Le Media : Les leçons de la crise Covid ?

Noureddine Ayouch : Les communicants, qu’ils soient annonceurs ou professionnels de la communication, n’ont pas réagi de la même manière à la crise Covid qui les a pris de court. Si les annonceurs ont été, pour beaucoup d’entre eux, contraints de suspendre toute forme de communication pour des questions budgétaires et avant tout à cause de la perte de leurs clients, les agences de communication ont difficilement digéré cette décision. Pour les professionnels de la com’, c’est dans les moments difficiles qu’il ne faut pas perdre le contact avec les consommateurs. Certes, certains annonceurs, comme les télécoms et le secteur de l’alimentaire, ont continué à investir dans la publicité. Certains ont même vu leur chiffre d’affaires augmenter substantiellement avec la ruée des consommateurs vers certains produits et marques. Mais la raison essentielle de la suppression ou de la réduction drastique des investissements dans la communication est due aux conséquences désastreuses de la baisse du chiffre d’affaires, en raison de la fermeture de nombreux points de vente, lors du confinement et de la diminution conséquente de l’acte d’achat dans de nombreux secteurs comme l’automobile, les produits de beauté, le tourisme, la décoration… c’est à dire toutes les marques qui ne font pas partie des produits de première nécessité, celles dont on peut différer l’achat.

Jamais les communicants n’ont autant parlé de ciblage précis, d’économie d’échelle, de projection sur les ventes et de retour sur investissement immédiat par rapport aux moyens engagés. Chaque personne visée par la communication doit immédiatement se transformer en un consommateur. Les investissements publicitaires boudent ainsi les grands médias classiques et se concentrent essentiellement sur le digital, celui-ci permettant un ciblage plus fin.

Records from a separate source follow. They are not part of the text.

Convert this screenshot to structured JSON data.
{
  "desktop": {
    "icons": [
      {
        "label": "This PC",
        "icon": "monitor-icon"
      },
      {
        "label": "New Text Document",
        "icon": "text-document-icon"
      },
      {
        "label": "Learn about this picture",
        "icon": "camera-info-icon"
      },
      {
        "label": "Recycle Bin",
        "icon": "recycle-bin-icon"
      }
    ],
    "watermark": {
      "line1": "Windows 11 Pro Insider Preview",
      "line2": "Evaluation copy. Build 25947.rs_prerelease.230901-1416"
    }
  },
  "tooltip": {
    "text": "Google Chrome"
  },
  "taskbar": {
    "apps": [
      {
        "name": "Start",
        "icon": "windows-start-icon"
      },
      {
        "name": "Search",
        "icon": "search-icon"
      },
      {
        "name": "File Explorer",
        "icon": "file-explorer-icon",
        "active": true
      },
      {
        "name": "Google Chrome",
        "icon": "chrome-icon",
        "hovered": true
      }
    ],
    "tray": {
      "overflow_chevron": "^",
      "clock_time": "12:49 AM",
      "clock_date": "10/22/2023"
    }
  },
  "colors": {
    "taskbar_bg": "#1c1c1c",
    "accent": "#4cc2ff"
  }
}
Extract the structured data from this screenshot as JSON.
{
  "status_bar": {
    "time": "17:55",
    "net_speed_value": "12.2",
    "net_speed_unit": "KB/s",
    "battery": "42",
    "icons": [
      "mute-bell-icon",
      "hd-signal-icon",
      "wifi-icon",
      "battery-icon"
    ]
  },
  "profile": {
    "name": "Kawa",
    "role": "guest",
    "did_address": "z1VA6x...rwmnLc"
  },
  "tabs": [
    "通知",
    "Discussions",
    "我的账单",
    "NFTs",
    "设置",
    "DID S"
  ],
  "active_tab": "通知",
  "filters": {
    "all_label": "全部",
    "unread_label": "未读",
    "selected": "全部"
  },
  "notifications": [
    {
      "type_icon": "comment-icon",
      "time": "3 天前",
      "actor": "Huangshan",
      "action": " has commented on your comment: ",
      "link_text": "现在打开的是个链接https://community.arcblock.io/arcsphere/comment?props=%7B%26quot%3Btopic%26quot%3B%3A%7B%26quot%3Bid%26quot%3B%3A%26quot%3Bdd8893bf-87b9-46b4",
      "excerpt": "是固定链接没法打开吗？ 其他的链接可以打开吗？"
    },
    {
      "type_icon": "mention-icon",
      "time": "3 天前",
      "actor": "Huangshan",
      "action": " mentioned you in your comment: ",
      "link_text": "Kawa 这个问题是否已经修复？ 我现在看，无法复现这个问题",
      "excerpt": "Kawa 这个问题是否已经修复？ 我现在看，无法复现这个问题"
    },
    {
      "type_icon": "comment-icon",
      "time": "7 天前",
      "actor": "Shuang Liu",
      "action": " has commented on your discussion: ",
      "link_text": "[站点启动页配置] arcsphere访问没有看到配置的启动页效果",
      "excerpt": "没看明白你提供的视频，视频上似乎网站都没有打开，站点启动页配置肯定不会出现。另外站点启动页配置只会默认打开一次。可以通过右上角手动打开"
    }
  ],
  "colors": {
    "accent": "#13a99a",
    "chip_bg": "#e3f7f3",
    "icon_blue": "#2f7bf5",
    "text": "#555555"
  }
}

De nombreux secteurs de la communication ont subi de plein fouet les ravages de la crise Covid. L’événementiel est le plus touché, il est totalement paralysé, aucune action événementielle n’est possible depuis l’apparition de la Covid, toutes ses activités sont à l’arrêt. L’Etat devrait venir en aide à ce secteur et ne pas le laisser à l’abandon(*). C’est une mort certaine qui l’attend, si la situation actuelle perdure. De tous les secteurs de la communication, c’est le seul qui reste encore aujourd’hui à l’arrêt. La publicité connaît une baisse sensible de ses activités, son chiffre d’affaires a volé en éclats. Les grands annonceurs ont réduit considérablement leurs budgets. Les médias classiques traversent une période difficile avec l’explosion des audiences des réseaux sociaux et de la presse numérique. Les maisons de production ont connu l’arrêt de leurs activités durant presque six mois. Les tournages des spots publicitaires et des émissions télévisées ont repris progressivement leurs activités au mois de septembre.

Les tendances…

La Covid a pris tout le monde de court, personne n’était préparé à une telle éventualité. Pendant la période de confinement, les annonceurs et leurs agences furent désemparés. Un mal pour un bien, les agences de communication ont retrouvé leur rôle de conseil, les annonceurs cherchant plus que jamais du conseil sur la conduite à tenir en termes de communication, sur les messages à déployer dans un contexte de crise inédite. Le télétravail s’est imposé de lui-même en remplacement du présentiel. Les métiers de la communication se sont adaptés rapidement au télétravail. Dans les agences, les commerciaux étaient en contact permanent avec leurs annonceurs et les créatifs validaient leurs maquettes et les messages instantanément. Chacun avait son ordinateur et son portable en main, la fluidité des rapports était appréciée de tous les acteurs. Mais cette sérénité cachait un malaise que personne ne cherchait à exprimer au grand jour. Le manque de contact physique se faisait ressentir, même si tout le monde trouvait son bonheur les premières semaines du confinement. Notre métier est basé sur la force de la communication, toutes les idées créatives ont besoin d’être exposées devant un auditoire, fût-il composé d’une ou deux personnes. On travaille pour et avec nos annonceurs, la relation de couple que nous établissons avec lui est détruite par le télétravail. Ce sentiment de manque que nous ressentions dans le télétravail était exprimé autant par nos annonceurs que par les publicitaires. A la reprise du travail en présentiel, tout le monde était soulagé et heureux de se retrouver à l’agence. Les visites de nos clients reprirent et l’exercice de notre métier fût une délivrance pour certains.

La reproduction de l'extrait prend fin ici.